67:16:14:01. Definitions. Terms defined in SDCL 36-11-2 have the same meaning when used in this chapter. In addition, terms used in this chapter mean:
(1) "Bioavailability," the degree to which a drug or other substance becomes available to the target tissue after administration;
(2) "Brand name," an arbitrarily adopted name that is given by a manufacturer to a drug to distinguish it as produced or sold by the manufacturer and which may be used and protected as a trademark;
(3) "Compounded medication," a therapeutic product prescribed by a licensed practitioner requiring the mixing together of two or more substances by the pharmacist or prescriber;
(4) "Consolidated price," a replacement for average wholesale price calculated according to the guidelines provided in the South Dakota Medicaid State Plan;
(5) "Contractor," a vendor that has a contract with the department to provide a list of drugs that are widely and consistently available to South Dakota pharmacies at a price that is less than the consolidated price;
(6) "Cost," for all drugs and supplies, the actual amount paid by the dispensing provider to the supplier after all discounts are deducted;
(7) "Estimated acquisition cost," for all drugs not subject to the federal upper limit pricing covered under the provisions of subdivision 67:16:14:06(3) or the state maximum allowable cost covered under the provisions of subdivision 67:16:14:06(4), the consolidated cost of the drug less 13 percent;
(8) "Generic drugs," drugs of similar chemical composition available from multiple sources and not protected by trademark registration;
(9) "Legend drugs," drugs which may be dispensed by prescription only;
(10) "Maintenance drugs," a medication that has been dispensed three times in the same strength, regardless of dosage schedule, in any combination of brand name or generic form, and used in the treatment of a chronic health condition;
(11) "Multiple-source drug," a drug that is sold in therapeutically equivalent forms under one or more brand names, available from two or more generic distributors, and available from one or more drug wholesale firms located in South Dakota;
(12) "Nonlegend drugs," drugs and supplies available without a prescription;
(13) "Over-the-counter" or "OTC," drugs available without a prescription which have been recommended by the P and T committee for coverage under the medical services program;
(14) "Pharmaceutical and therapeutics committee" or "P and T committee," the South Dakota medicaid pharmaceutical and therapeutics committee established under the provisions of Executive Order 2005-09;
(15) "Pharmacist," a person licensed to practice pharmacy under SDCL chapter 36-11 or by the state in which the pharmacist is located;
(16) "Pharmacy," a facility defined as a pharmacy under SDCL chapter 36-11 or by the state in which it is located;
(17) "PHS provider," an entity which participates as a public health service provider under the provisions of 42 U.S.C. § 256b(a)(4), except § 256b(a)(4)(C), as in effect on October 1, 1995, and provides covered drugs on an outpatient basis to an individual who is a patient of the PHS provider. Entities operated by state or local government are not considered PHS providers;
(18) "State MAC list" or "state maximum allowable cost," the maximum allowable cost established by the department, in consultation with the contractor, for drugs listed on the state MAC list and covered under the provisions of this chapter;
(19) "Therapeutically equivalent," drug products that contain the same active ingredients and are identical in strength or concentration, dosage form, and route of administration with comparable bioavailability; and
(20) "Trademark," a device or word which points distinctly to the origin or ownership of the drug to which it is applied and whose exclusive use is legally reserved to the owner.

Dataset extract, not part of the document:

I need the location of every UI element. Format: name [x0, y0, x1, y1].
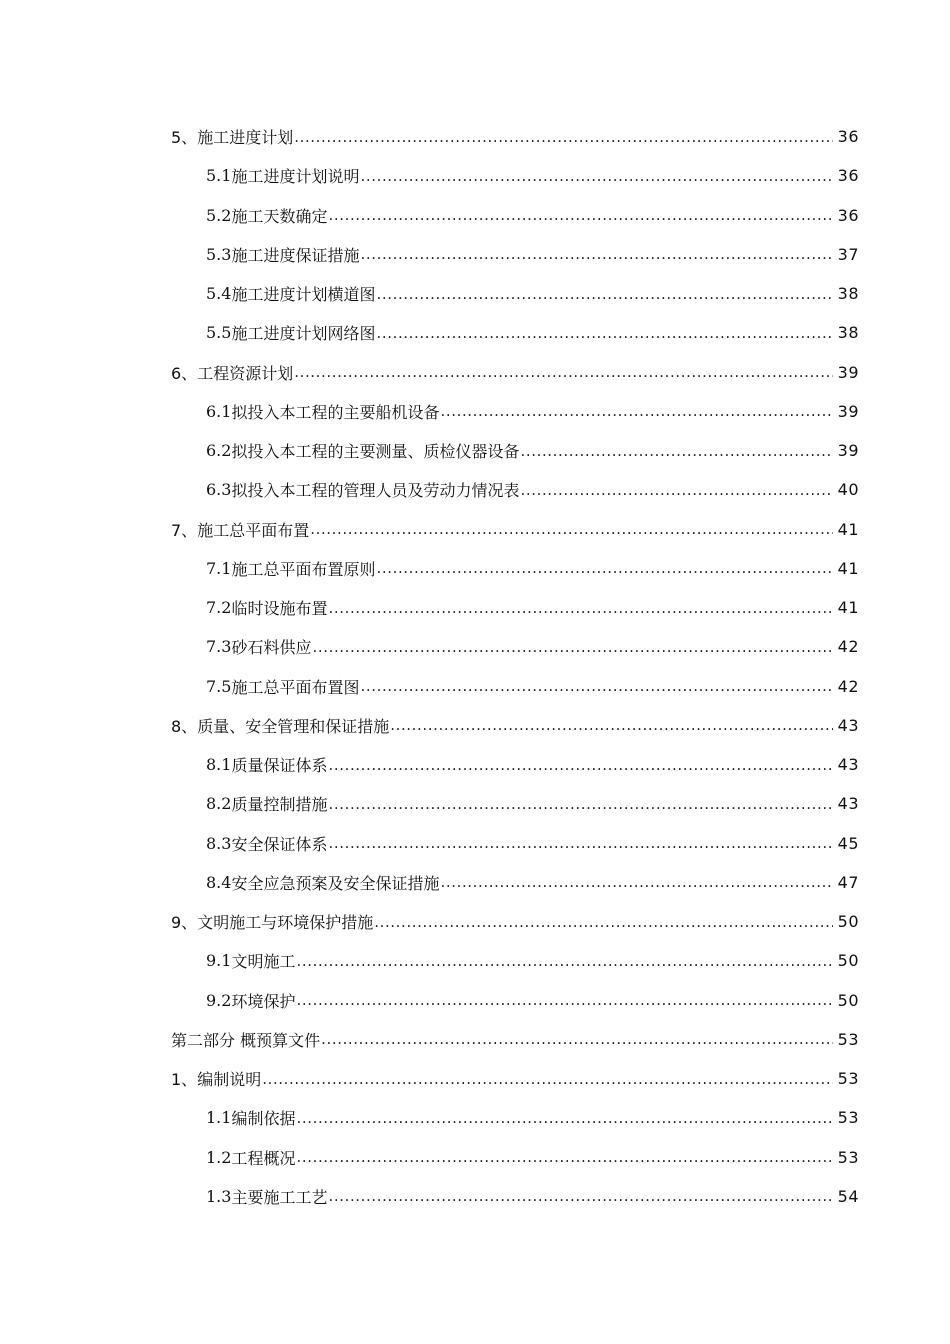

Source: SL 1975, ch 16, § 1; 1 SDR 77, effective May 29, 1975; 7 SDR 66, 7 SDR 89, effective July 1, 1981; 13 SDR 8, effective August 3, 1986; 14 SDR 46, effective September 28, 1987; 14 SDR 153, effective May 23, 1988; 16 SDR 234, effective July 1, 1990; 22 SDR 93, effective January 7, 1996; 29 SDR 113, effective February 13, 2003; 31 SDR 21, effective August 25, 2004; 34 SDR 68, effective September 12, 2007; 36 SDR 215, effective July 1, 2010; 36 SDR 215, adopted June 11, 2010, effective July 1, 2011; 37 SDR 236, effective June 28, 2011; 37 SDR 236, adopted June 8, 2011, effective July 1, 2012; 39 SDR 15, effective August 6, 2012.
General Authority: SDCL 28-6-1, 21 U.S.C. 801, 812.
Law Implemented: SDCL 28-6-1, 21 U.S.C. 801, 812.
Reference: South Dakota Medicaid State Plan, Attachment 4.19-B, page 20. Copies may be obtained from the Department of Social Services, Division of Medical Services, 700 Governors Drive, Pierre, South Dakota 57501.